Press Release 546

 

AUSTRALIAN COUNCIL FOR THE DEFENCE OF GOVERNMENT SCHOOLS

 

PRESS RELEASE 546#

 

ONLY THE PUBLIC SYSTEMS OF EDUCATION PROVIDE EQUITY:

 

ALL PUBLIC  SCHOOLS ARE GOOD SCHOOLS

 

19 March 2014

 

Thanks to selfish religious minorities and market ideology, Australia has become, not the land of the ‘fair go’ or even a meritocracy — but a land which is more socially stratified than the UK, Canada , or New Zealand,   – let alone Finland.

Data from the Organisation for Economic Cooperation and Development (OECD) http://www.oecd.org/pisa/pisaproducts/48852584.pdf  show that the proportion of kids who go to a socially mixed or average school is lower in Australia than in most other comparable countries. Our schools are more socially stratified than in Canada, New Zealand or even the UK. See http://theconversation.com/australian-schools-engines-of-inequality-23979

In the nineteenth century Australia and the US believed in and created public school systems that guaranteed all children, no matter their origins, access to a publicly funded education. They understood that you can only educate all of the children all of the time in publicly funded public schools. They had the wisdom – and guts – to stop State Aid to private church schools and separate religion from the State.

But religious minorities and plutocrats are now creating education systems that are socially stratified and full of inequalities. There is much evidence to suggest that our schools, rather than promoting equity, are effectively serving as engines of inequality. This is true of schools in other countries that have embraced choice and competition to organise education.

Social stratification in the Australian education system is sharper than in most countries. Students from wealthy, privileged backgrounds tend to go to high-fee, independent high schools.

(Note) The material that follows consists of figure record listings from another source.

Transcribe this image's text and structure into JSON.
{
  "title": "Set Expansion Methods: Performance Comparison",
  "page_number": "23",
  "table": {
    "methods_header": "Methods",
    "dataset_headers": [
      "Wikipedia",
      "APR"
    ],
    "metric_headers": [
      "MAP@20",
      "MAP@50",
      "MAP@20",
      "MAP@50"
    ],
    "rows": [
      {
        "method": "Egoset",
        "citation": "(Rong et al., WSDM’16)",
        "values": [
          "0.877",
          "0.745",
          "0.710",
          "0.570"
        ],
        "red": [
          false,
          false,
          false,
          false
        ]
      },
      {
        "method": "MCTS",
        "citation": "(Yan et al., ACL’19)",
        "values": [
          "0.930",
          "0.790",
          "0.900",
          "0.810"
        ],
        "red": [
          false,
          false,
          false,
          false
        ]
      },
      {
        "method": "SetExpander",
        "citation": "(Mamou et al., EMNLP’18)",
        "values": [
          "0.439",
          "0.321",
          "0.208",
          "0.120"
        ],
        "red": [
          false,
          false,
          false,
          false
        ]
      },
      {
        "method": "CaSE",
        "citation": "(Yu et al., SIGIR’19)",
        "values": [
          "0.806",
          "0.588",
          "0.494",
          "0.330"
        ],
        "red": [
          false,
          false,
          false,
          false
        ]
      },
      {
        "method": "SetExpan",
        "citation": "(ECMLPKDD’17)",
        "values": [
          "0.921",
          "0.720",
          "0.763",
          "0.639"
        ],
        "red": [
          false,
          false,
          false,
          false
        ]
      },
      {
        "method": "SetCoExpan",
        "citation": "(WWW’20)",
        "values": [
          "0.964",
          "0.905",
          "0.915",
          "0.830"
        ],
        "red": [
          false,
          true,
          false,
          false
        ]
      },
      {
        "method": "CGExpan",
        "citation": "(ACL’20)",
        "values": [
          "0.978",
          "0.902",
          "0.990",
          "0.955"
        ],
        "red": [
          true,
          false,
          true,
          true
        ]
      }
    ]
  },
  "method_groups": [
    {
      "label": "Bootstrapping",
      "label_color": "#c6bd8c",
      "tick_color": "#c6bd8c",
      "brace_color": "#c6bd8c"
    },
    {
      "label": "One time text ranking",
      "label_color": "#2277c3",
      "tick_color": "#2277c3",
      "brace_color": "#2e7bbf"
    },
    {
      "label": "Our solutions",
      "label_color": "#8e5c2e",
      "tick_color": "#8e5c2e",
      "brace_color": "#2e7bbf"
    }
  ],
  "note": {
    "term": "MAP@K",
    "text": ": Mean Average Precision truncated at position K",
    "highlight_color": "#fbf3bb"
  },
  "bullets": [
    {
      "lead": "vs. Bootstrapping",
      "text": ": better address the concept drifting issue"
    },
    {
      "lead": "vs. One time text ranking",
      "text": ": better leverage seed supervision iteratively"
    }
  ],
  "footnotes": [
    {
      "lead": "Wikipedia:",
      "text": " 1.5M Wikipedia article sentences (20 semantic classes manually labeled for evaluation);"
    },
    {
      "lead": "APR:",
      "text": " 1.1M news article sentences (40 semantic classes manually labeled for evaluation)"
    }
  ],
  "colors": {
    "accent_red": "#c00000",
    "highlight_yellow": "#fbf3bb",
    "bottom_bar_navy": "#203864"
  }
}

Kids from low-income, disadvantaged backgrounds tend to go to government high schools.

DOGS CAN ONLY SAY: What else did public policy makers, academics and educators expect when they gave in to the lobbying of the powerful Catholic Church for State Aid, the greedy Protestant churches that swung on their public funding coattails, and the insecure middle classes in 1969? 

Laura Perry and Christopher Lubienski in The Conversation of 3 March, 2014, had this to say:

Rather than create a system in which schools compete with each other for students and funds, Canada (and to an even larger extent, Finland) has tried to ensure that all schools are good schools.

Ensuring that all schools are good schools requires equitable distribution of resources, funds and students from a range of social backgrounds. It requires minimising the number of residualised, high-poverty schools and the number of super-funded, socially elite schools.

As shown by Canada and Finland, this can be accomplished by creating a strong public education system in which all students, regardless of where they live or how much money their parents earn, are guaranteed access to high-quality academic education.

This is all good, 21st century rhetoric. But it is meaningless unless academics and policy makers like this are prepared to confront the real problem:

·        morally bankrupt religious leaders,

·        market ideologues, and

·        members of the insecure middle class.